Both Moma and Imma would wish to be seen as operating at the cutting edge, even as they seek to collect “blue chip” works by established artists.
If the boom was about mega-shows, massive building projects, and large-scale art fairs where the art had price tags to match then the bust is about crowd funding, pop-up spaces, co-operatives and itinerant artist groups, colonising spaces, and then moving on.
This is not to say we can do without the institution all together: of course, the artist needs the institution – institutions can broker international relationships, and act as a focus and showcase for ideas and conversations going on around the world in art.
Nevertheless, the dynamics of large institutional projects, such as Dublin Contemporary 2011 have called into question funding strategies for the arts. Is a healthy arts scene best supported by massive high-profile initiatives, or by enabling artists to live and make work, and be their own ambassadors for the arts in Ireland today?
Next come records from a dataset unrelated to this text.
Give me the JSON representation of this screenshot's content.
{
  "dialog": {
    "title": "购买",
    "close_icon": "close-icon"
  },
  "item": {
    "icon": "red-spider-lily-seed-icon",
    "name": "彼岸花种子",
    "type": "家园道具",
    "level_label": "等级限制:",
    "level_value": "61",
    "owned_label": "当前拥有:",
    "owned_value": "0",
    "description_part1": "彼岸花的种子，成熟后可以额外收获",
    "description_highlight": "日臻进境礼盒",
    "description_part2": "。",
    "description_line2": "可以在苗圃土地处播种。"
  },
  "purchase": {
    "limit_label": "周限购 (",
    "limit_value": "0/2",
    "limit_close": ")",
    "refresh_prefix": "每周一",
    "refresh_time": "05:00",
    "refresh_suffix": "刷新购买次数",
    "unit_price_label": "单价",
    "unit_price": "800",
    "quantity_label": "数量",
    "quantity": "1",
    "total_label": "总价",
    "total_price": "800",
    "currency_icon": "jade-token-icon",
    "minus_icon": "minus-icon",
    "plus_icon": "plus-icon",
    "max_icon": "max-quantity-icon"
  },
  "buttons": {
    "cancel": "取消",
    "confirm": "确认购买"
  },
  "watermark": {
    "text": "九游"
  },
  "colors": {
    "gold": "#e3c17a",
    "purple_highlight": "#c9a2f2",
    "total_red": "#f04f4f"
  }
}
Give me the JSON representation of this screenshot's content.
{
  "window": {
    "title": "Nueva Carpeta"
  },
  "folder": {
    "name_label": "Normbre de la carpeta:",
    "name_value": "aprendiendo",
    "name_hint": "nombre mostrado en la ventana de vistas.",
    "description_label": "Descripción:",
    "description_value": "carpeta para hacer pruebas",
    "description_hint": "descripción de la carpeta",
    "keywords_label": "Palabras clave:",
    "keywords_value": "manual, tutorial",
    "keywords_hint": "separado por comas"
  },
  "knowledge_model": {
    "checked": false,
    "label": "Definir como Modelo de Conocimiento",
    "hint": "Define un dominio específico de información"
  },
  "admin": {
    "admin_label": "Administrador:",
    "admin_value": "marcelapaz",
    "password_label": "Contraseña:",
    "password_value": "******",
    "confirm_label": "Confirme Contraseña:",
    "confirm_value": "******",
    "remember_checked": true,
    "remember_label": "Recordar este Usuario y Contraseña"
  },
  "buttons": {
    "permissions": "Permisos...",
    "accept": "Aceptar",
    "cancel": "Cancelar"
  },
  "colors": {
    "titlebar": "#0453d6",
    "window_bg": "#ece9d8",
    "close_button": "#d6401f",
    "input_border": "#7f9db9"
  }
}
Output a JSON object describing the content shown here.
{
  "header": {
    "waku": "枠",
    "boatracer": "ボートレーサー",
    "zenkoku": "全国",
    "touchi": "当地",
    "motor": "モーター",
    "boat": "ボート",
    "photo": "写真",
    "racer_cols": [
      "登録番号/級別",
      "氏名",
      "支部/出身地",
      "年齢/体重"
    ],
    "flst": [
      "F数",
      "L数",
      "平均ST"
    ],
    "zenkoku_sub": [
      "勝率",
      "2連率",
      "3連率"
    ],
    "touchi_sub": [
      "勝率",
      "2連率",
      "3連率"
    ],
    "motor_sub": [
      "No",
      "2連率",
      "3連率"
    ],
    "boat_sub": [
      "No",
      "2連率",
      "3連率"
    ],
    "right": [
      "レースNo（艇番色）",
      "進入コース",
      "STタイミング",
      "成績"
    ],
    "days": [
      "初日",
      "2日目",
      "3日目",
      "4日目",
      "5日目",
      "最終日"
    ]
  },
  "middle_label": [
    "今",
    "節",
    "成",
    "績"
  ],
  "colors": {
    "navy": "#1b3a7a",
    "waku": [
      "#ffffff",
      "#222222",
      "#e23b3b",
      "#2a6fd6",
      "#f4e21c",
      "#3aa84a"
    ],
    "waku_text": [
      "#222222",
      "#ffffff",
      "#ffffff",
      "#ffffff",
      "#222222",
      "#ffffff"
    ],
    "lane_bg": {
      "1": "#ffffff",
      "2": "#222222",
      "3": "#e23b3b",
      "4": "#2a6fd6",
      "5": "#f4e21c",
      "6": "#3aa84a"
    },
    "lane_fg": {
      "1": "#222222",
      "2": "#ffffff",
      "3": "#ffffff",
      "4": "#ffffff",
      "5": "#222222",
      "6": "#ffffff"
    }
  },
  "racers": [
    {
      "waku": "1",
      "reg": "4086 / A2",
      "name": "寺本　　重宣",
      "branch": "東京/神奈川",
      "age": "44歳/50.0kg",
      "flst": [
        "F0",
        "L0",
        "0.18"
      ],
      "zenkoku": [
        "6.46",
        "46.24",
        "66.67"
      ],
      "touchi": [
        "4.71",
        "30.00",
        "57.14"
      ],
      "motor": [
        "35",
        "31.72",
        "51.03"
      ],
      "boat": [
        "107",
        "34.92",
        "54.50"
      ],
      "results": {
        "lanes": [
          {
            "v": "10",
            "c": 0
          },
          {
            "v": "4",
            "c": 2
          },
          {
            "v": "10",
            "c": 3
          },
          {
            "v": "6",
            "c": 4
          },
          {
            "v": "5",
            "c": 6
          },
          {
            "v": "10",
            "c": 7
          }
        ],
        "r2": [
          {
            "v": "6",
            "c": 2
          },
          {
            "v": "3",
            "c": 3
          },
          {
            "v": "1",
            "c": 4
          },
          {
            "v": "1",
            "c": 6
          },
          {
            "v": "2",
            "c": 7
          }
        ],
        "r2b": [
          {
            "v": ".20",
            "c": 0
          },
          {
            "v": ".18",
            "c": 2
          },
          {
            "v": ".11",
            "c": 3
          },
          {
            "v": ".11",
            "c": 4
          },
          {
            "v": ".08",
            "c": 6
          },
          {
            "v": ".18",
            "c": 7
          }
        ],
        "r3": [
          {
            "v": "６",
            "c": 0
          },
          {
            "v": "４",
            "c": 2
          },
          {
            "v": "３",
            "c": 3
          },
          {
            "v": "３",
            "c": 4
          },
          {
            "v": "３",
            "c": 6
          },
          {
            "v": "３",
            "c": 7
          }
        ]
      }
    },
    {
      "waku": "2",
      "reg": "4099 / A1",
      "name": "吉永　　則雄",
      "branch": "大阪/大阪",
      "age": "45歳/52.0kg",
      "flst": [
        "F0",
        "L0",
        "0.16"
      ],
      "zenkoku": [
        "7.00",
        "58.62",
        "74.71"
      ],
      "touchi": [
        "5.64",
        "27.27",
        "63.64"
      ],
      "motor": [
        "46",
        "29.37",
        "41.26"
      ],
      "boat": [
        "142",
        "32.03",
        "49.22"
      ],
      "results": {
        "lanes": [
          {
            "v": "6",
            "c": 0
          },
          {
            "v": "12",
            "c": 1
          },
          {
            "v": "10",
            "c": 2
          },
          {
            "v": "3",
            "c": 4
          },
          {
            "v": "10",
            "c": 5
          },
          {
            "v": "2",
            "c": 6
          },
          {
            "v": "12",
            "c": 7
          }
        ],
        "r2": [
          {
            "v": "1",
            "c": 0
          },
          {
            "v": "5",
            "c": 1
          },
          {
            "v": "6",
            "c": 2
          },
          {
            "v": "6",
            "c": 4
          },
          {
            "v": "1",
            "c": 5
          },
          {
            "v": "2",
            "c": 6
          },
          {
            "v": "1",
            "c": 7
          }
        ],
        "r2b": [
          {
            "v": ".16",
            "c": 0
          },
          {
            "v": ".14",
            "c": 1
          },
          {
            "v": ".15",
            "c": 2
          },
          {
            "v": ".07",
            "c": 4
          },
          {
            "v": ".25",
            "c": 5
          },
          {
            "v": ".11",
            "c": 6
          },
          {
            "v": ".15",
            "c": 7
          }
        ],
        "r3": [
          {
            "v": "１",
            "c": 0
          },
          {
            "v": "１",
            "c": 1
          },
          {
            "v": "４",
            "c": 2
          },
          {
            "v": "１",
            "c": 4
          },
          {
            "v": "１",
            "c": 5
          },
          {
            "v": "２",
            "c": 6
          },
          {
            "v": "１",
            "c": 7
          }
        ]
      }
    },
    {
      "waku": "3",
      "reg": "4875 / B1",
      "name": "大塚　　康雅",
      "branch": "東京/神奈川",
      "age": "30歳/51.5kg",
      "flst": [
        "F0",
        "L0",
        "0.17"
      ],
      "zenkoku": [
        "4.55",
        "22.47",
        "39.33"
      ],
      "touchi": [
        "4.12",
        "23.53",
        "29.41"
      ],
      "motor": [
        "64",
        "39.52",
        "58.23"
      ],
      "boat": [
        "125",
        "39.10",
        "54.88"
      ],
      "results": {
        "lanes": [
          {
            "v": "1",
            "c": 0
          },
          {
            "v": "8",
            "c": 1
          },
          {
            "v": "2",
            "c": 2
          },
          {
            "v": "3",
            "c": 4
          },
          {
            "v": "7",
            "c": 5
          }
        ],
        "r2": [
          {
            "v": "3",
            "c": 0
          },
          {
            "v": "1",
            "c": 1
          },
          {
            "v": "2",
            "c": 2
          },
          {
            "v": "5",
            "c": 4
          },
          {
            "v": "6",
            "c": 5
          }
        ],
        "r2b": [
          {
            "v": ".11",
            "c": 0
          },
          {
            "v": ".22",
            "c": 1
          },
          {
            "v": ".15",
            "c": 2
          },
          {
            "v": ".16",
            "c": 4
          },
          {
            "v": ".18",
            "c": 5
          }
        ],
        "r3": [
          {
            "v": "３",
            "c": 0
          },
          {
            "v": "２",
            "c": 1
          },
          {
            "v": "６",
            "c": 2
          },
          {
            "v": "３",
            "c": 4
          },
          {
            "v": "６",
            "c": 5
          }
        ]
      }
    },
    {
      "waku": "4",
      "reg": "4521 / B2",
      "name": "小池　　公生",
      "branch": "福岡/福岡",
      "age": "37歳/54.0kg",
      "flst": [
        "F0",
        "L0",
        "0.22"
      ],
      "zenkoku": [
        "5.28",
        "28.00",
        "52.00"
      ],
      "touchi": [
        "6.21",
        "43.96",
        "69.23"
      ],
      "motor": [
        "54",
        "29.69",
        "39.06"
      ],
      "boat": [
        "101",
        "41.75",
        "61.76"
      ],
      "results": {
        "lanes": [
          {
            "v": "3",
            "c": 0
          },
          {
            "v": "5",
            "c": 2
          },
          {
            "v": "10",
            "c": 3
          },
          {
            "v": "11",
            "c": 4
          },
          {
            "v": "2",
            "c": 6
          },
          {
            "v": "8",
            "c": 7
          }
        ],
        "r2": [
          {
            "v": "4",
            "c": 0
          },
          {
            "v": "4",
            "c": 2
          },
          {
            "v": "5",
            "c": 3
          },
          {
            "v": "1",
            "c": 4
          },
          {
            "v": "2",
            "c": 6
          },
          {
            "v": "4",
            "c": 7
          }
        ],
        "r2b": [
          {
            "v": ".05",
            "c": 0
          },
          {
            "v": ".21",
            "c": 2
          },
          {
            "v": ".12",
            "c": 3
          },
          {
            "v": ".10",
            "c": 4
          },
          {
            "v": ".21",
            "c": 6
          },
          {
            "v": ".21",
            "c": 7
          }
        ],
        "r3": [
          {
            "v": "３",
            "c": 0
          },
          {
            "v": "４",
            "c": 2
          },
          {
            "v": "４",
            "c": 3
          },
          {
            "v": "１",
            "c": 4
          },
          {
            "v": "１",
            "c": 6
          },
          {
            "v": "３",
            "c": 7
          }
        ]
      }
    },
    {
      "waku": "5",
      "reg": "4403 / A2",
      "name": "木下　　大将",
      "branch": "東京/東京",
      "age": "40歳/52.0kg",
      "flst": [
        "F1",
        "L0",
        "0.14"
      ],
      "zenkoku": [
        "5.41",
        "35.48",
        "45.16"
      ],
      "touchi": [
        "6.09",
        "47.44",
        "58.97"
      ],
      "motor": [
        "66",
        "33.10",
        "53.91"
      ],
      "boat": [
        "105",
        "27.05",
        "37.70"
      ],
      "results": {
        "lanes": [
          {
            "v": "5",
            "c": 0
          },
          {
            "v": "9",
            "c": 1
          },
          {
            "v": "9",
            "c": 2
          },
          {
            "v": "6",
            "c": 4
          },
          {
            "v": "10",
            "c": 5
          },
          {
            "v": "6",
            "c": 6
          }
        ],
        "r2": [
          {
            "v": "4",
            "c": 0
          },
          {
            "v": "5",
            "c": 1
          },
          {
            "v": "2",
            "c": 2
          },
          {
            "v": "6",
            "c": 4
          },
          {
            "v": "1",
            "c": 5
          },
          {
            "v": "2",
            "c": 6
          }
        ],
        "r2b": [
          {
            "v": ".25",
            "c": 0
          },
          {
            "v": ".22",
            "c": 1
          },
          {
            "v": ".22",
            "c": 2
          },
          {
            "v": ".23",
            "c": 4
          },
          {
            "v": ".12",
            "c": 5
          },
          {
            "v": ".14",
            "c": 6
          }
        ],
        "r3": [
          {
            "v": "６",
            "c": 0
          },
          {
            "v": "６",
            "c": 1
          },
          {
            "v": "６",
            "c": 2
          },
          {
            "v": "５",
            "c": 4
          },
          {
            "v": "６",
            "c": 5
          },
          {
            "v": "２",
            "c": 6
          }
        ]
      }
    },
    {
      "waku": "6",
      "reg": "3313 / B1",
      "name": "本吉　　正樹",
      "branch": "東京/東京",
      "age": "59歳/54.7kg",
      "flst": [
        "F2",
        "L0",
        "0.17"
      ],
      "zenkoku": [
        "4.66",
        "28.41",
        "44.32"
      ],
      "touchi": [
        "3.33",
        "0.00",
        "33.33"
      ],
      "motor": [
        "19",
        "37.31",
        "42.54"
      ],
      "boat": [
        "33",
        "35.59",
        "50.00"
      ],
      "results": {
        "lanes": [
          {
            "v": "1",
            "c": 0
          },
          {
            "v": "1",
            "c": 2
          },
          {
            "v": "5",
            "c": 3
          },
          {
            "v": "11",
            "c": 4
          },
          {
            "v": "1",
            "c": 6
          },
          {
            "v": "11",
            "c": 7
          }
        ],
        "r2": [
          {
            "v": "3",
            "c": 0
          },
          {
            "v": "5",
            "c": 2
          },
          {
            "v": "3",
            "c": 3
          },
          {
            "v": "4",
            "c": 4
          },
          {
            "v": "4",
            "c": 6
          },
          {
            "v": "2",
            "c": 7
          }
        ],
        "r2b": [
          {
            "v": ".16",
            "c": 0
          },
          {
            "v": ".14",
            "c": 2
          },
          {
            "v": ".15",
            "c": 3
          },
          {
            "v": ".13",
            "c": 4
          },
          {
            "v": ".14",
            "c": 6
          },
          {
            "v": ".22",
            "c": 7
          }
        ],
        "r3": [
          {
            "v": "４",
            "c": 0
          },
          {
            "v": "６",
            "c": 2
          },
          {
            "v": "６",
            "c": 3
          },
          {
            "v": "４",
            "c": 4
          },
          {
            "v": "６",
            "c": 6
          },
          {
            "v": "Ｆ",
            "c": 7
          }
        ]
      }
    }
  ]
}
All of the major movements in the story of contemporary art have come from the ground up, usually with the formation of a group around one or two charismatic individuals. Like the Bloomsbury Group in literary circles, and the Abbey Theatre in drama; Andy Warhol’s Factory created a whole new idea of what art could be – just as did Marcel Duchamp and the Dadaists. More recently, in 1988, Damien Hirst organised Freeze, an exhibition in an empty London docklands warehouse, and with that the Young British Artists movement was born, which gave rise to the stellar careers of artists including Tracey Emin, Sarah Lucas, Gary Hume and Michael Landy.
So what is the lesson of all this? If there is one, it should be that if and when we recover, and the economy begins to thrive again, we need to remember to leave room: not to overpopulate the arts with official bodies and institutions, and not to get carried away with the promises and rhetoric of juggernaut events and organisations; but to remember to leave some gaps, for grassroots to grow up in the spaces in between.